An exploration of why RL with verifiable rewards improves sampling efficiency but may not expand a model’s reasoning capabilities.
Based on my experiments, RLVR algorithms (Reinforcement Learning with Verifiable Rewards) do not appear to introduce fundamentally new reasoning capabilities beyond those of the base model.
While working with GRPO, I observed a consistent pattern. After training the base model with GRPO:
- Pass@2 improves
- Pass@100 does not
Pass@K = the proportion of tasks in the evaluation set for which at least one correct solution appears among the top-K sampled generations.
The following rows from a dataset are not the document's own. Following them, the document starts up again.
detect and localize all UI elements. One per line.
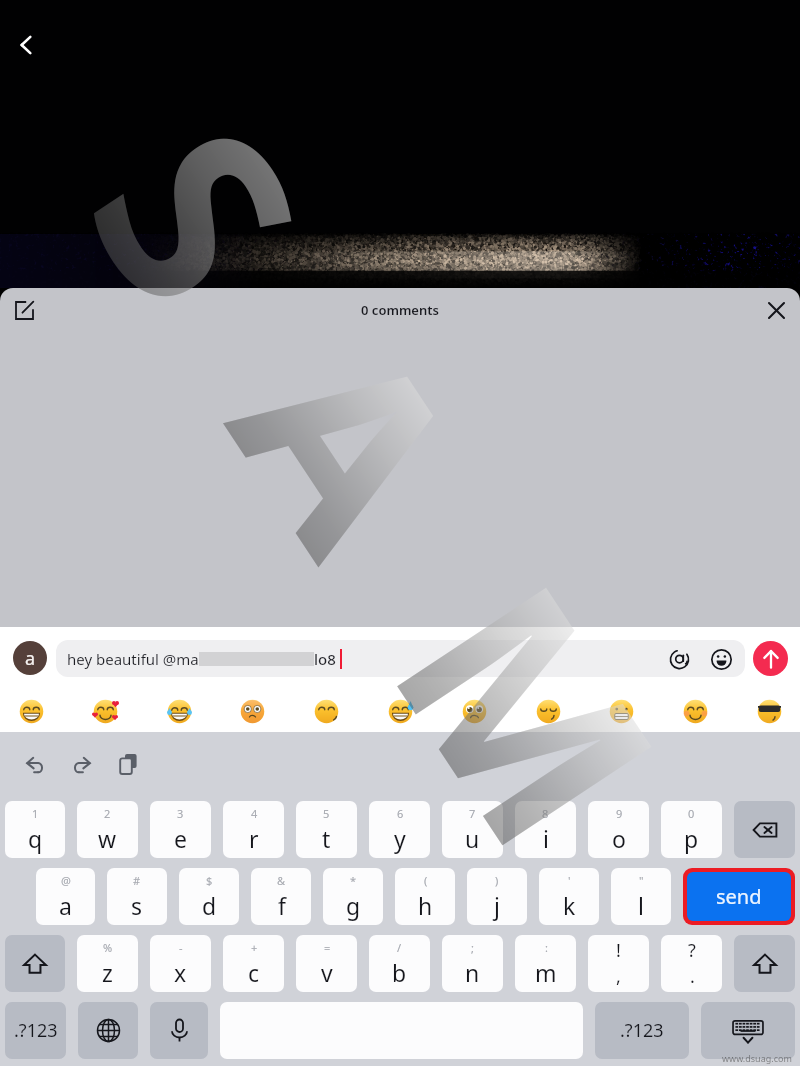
button[interactable]: Shift <box>5 935 65 992</box>
staticText: e <box>174 823 187 854</box>
button[interactable]: Emoji reaction <box>755 697 783 725</box>
staticText: g <box>346 890 361 921</box>
staticText: ; <box>471 940 474 955</box>
button[interactable]: + <box>223 935 284 992</box>
staticText: h <box>418 890 433 921</box>
button[interactable]: 8 <box>515 801 576 858</box>
button[interactable]: ) <box>467 868 527 925</box>
staticText: / <box>397 940 402 955</box>
staticText: k <box>563 890 576 921</box>
staticText: - <box>179 940 183 955</box>
button[interactable]: 5 <box>296 801 357 858</box>
staticText: q <box>28 823 43 854</box>
staticText: 4 <box>251 806 258 821</box>
button[interactable]: Emoji reaction <box>607 697 635 725</box>
button[interactable]: 2 <box>77 801 138 858</box>
staticText: 8 <box>542 806 549 821</box>
button[interactable]: & <box>251 868 311 925</box>
button[interactable]: 0 <box>661 801 722 858</box>
button[interactable]: Emoji reaction <box>238 697 266 725</box>
staticText: " <box>639 873 644 888</box>
staticText: w <box>98 823 117 854</box>
staticText: m <box>535 957 557 988</box>
button[interactable]: Compose comment <box>0 288 48 332</box>
button[interactable]: ; <box>442 935 503 992</box>
staticText: ) <box>495 873 499 888</box>
staticText: x <box>174 957 187 988</box>
button[interactable]: .?123 <box>595 1002 689 1059</box>
button[interactable]: 9 <box>588 801 649 858</box>
staticText: i <box>543 823 549 854</box>
button[interactable]: hey beautiful @ma <box>56 640 745 677</box>
staticText: f <box>278 890 286 921</box>
button[interactable]: Change language <box>78 1002 138 1059</box>
staticText: 0 comments <box>48 301 752 319</box>
button[interactable]: " <box>611 868 671 925</box>
button[interactable]: ' <box>539 868 599 925</box>
button[interactable]: $ <box>179 868 239 925</box>
staticText: j <box>494 890 500 921</box>
button[interactable]: : <box>515 935 576 992</box>
button[interactable]: Shift <box>734 935 795 992</box>
staticText: & <box>277 873 286 888</box>
staticText: d <box>202 890 217 921</box>
button[interactable]: Mention someone <box>666 646 692 672</box>
button[interactable]: * <box>323 868 383 925</box>
button[interactable]: Backspace <box>734 801 795 858</box>
staticText: r <box>249 823 259 854</box>
staticText: 3 <box>177 806 184 821</box>
button[interactable]: send <box>687 872 791 921</box>
staticText: .?123 <box>14 1018 58 1043</box>
staticText: hey beautiful @ma <box>67 649 199 669</box>
staticText: 1 <box>32 806 39 821</box>
button[interactable]: ? <box>661 935 722 992</box>
button[interactable]: Emoji reaction <box>681 697 709 725</box>
staticText: p <box>684 823 699 854</box>
staticText: 5 <box>323 806 330 821</box>
button[interactable]: 7 <box>442 801 503 858</box>
button[interactable]: .?123 <box>5 1002 66 1059</box>
button[interactable]: Voice input <box>150 1002 208 1059</box>
button[interactable]: 3 <box>150 801 211 858</box>
button[interactable]: 1 <box>5 801 65 858</box>
button[interactable]: 4 <box>223 801 284 858</box>
staticText: * <box>350 873 357 888</box>
button[interactable]: Emoji reaction <box>17 697 45 725</box>
button[interactable]: Emoji reaction <box>534 697 562 725</box>
staticText: u <box>465 823 480 854</box>
staticText: z <box>102 957 113 988</box>
button[interactable]: Undo <box>17 746 53 782</box>
staticText: # <box>133 873 141 888</box>
button[interactable]: ( <box>395 868 455 925</box>
button[interactable]: @ <box>36 868 95 925</box>
button[interactable]: Emoji keyboard <box>708 646 734 672</box>
staticText: : <box>545 940 548 955</box>
button[interactable]: 6 <box>369 801 430 858</box>
button[interactable]: = <box>296 935 357 992</box>
staticText: 0 <box>688 806 695 821</box>
staticText: 7 <box>469 806 476 821</box>
staticText: c <box>248 957 260 988</box>
button[interactable]: Clipboard <box>111 746 147 782</box>
button[interactable]: Redo <box>64 746 100 782</box>
button[interactable]: % <box>77 935 138 992</box>
button[interactable]: Emoji reaction <box>386 697 414 725</box>
button[interactable]: ! <box>588 935 649 992</box>
button[interactable]: Emoji reaction <box>460 697 488 725</box>
staticText: y <box>394 823 406 854</box>
button[interactable]: Emoji reaction <box>91 697 119 725</box>
button[interactable]: Close <box>752 288 800 332</box>
button[interactable]: Back <box>6 25 46 65</box>
button[interactable]: # <box>107 868 167 925</box>
button[interactable]: Send <box>745 627 795 689</box>
staticText: send <box>716 883 762 910</box>
button[interactable]: Hide keyboard <box>701 1002 795 1059</box>
button[interactable]: - <box>150 935 211 992</box>
button[interactable]: Emoji reaction <box>165 697 193 725</box>
staticText: t <box>322 823 331 854</box>
button[interactable]: Emoji reaction <box>312 697 340 725</box>
staticText: ( <box>424 873 428 888</box>
button[interactable]: / <box>369 935 430 992</box>
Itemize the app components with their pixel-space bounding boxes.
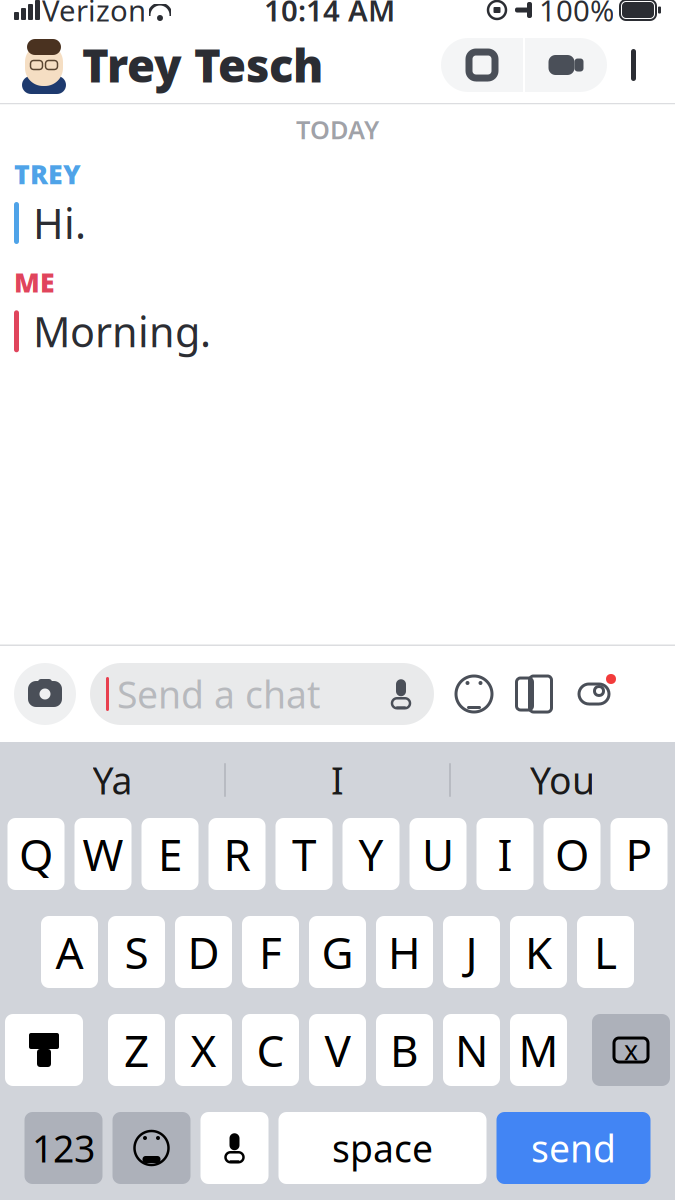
staticText: Send a chat	[117, 669, 320, 719]
button[interactable]: Rocket	[566, 663, 622, 725]
button[interactable]: D	[175, 916, 232, 988]
staticText: N	[455, 1021, 488, 1079]
button[interactable]: Video call	[525, 38, 607, 92]
button[interactable]: Send a chat	[90, 663, 434, 725]
button[interactable]: space	[278, 1112, 486, 1184]
staticText: 100%	[539, 0, 614, 30]
button[interactable]: U	[410, 818, 466, 890]
button[interactable]: Trey Tesch	[0, 35, 323, 95]
staticText: x	[624, 1032, 638, 1068]
staticText: Hi.	[33, 196, 86, 250]
button[interactable]: T	[276, 818, 332, 890]
staticText: E	[158, 825, 182, 883]
button[interactable]: S	[108, 916, 165, 988]
staticText: Morning.	[33, 304, 211, 359]
button[interactable]: 123	[24, 1112, 102, 1184]
button[interactable]: Camera	[14, 663, 76, 725]
button[interactable]: V	[309, 1014, 366, 1086]
button[interactable]: F	[242, 916, 299, 988]
staticText: R	[224, 825, 250, 883]
button[interactable]: J	[443, 916, 500, 988]
staticText: V	[324, 1021, 350, 1079]
staticText: G	[322, 923, 354, 981]
button[interactable]: Dictate	[200, 1112, 268, 1184]
button[interactable]: Shift	[5, 1014, 83, 1086]
staticText: A	[56, 923, 84, 981]
button[interactable]: More options	[607, 38, 667, 92]
button[interactable]: N	[443, 1014, 500, 1086]
staticText: I	[331, 755, 344, 805]
staticText: 123	[32, 1123, 95, 1173]
button[interactable]: O	[544, 818, 600, 890]
button[interactable]: H	[376, 916, 433, 988]
button[interactable]: Z	[108, 1014, 165, 1086]
staticText: U	[422, 825, 454, 883]
button[interactable]: Delete	[592, 1014, 670, 1086]
button[interactable]: E	[142, 818, 198, 890]
staticText: ME	[14, 264, 55, 300]
staticText: TODAY	[296, 112, 379, 146]
button[interactable]: A	[41, 916, 98, 988]
button[interactable]: G	[309, 916, 366, 988]
button[interactable]: I	[226, 742, 449, 818]
staticText: TREY	[14, 156, 81, 192]
button[interactable]: send	[496, 1112, 650, 1184]
staticText: Ya	[92, 755, 132, 805]
staticText: J	[466, 923, 478, 981]
staticText: W	[82, 825, 124, 883]
button[interactable]: B	[376, 1014, 433, 1086]
staticText: C	[256, 1021, 284, 1079]
staticText: S	[124, 923, 148, 981]
button[interactable]: Y	[342, 818, 400, 890]
staticText: Q	[19, 825, 53, 883]
staticText: Z	[124, 1021, 149, 1079]
staticText: I	[498, 825, 512, 883]
staticText: K	[525, 923, 552, 981]
button[interactable]: P	[610, 818, 668, 890]
button[interactable]: C	[242, 1014, 299, 1086]
staticText: P	[626, 825, 652, 883]
button[interactable]: Voice call	[441, 38, 523, 92]
button[interactable]: Ya	[1, 742, 224, 818]
button[interactable]: M	[510, 1014, 567, 1086]
staticText: 10:14 AM	[264, 0, 395, 30]
button[interactable]: You	[451, 742, 674, 818]
staticText: M	[518, 1021, 558, 1079]
staticText: F	[259, 923, 282, 981]
staticText: H	[388, 923, 421, 981]
staticText: O	[555, 825, 589, 883]
staticText: T	[292, 825, 316, 883]
button[interactable]: Emoji	[112, 1112, 190, 1184]
button[interactable]: X	[175, 1014, 232, 1086]
staticText: X	[190, 1021, 216, 1079]
staticText: You	[530, 755, 595, 805]
button[interactable]: Cameos	[506, 663, 562, 725]
staticText: space	[332, 1123, 433, 1173]
button[interactable]: L	[577, 916, 634, 988]
button[interactable]: Q	[8, 818, 64, 890]
button[interactable]: Stickers	[446, 663, 502, 725]
staticText: Trey Tesch	[82, 35, 323, 95]
staticText: Verizon	[42, 0, 146, 30]
staticText: L	[594, 923, 617, 981]
staticText: B	[390, 1021, 419, 1079]
staticText: D	[188, 923, 220, 981]
button[interactable]: I	[476, 818, 534, 890]
button[interactable]: K	[510, 916, 567, 988]
staticText: send	[531, 1123, 616, 1173]
button[interactable]: R	[208, 818, 266, 890]
staticText: Y	[358, 825, 384, 883]
button[interactable]: W	[74, 818, 132, 890]
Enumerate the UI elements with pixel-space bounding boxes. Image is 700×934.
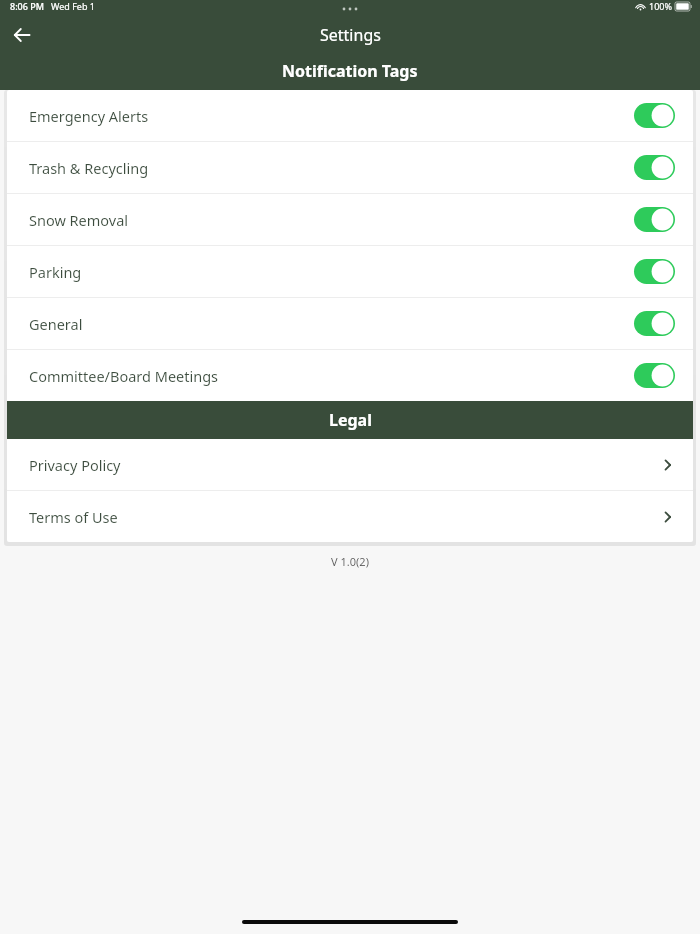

This pattern is important.
An improvement in Pass@2 without a corresponding gain in Pass@100 suggests that RLVR is not expanding the model’s solution space or introducing new reasoning paths. Instead, it is reshaping probability mass toward correct reasoning trajectories that the base model could already generate — but sampled inconsistently.
This behavior is expected given how most RLVR algorithms work:
- Sample multiple candidate solutions
- Score them (often with a verifier or sparse reward)
- Update the model to change the probability of trajectories according to their rewards
Crucially:
- If no correct solution appears among the sampled candidates, the model receives little to no learning signal.
- If a correct solution does appear, we update the model to increase the probability of the token trajectory that led to that solution.
In this regime, RLVR cannot invent new correct reasoning trajectories — it can only amplify existing ones that the base model could already generate.
Practical Takeaway
RLVR algorithms act as a probability sharpener, not a capability creator.
Before investing in RLVR for reasoning models:
- Compare Pass@2 vs Pass@20 (or another modest K)
- Small gap → RLVR likely won’t help; improve the base model
- Large gap → RLVR can be effective by sharpening sampling toward correct paths
Strong reasoning still comes primarily from strong pretraining (the base model).
I later found a paper with more extensive experiments reporting the same effect:
https://arxiv.org/pdf/2504.13837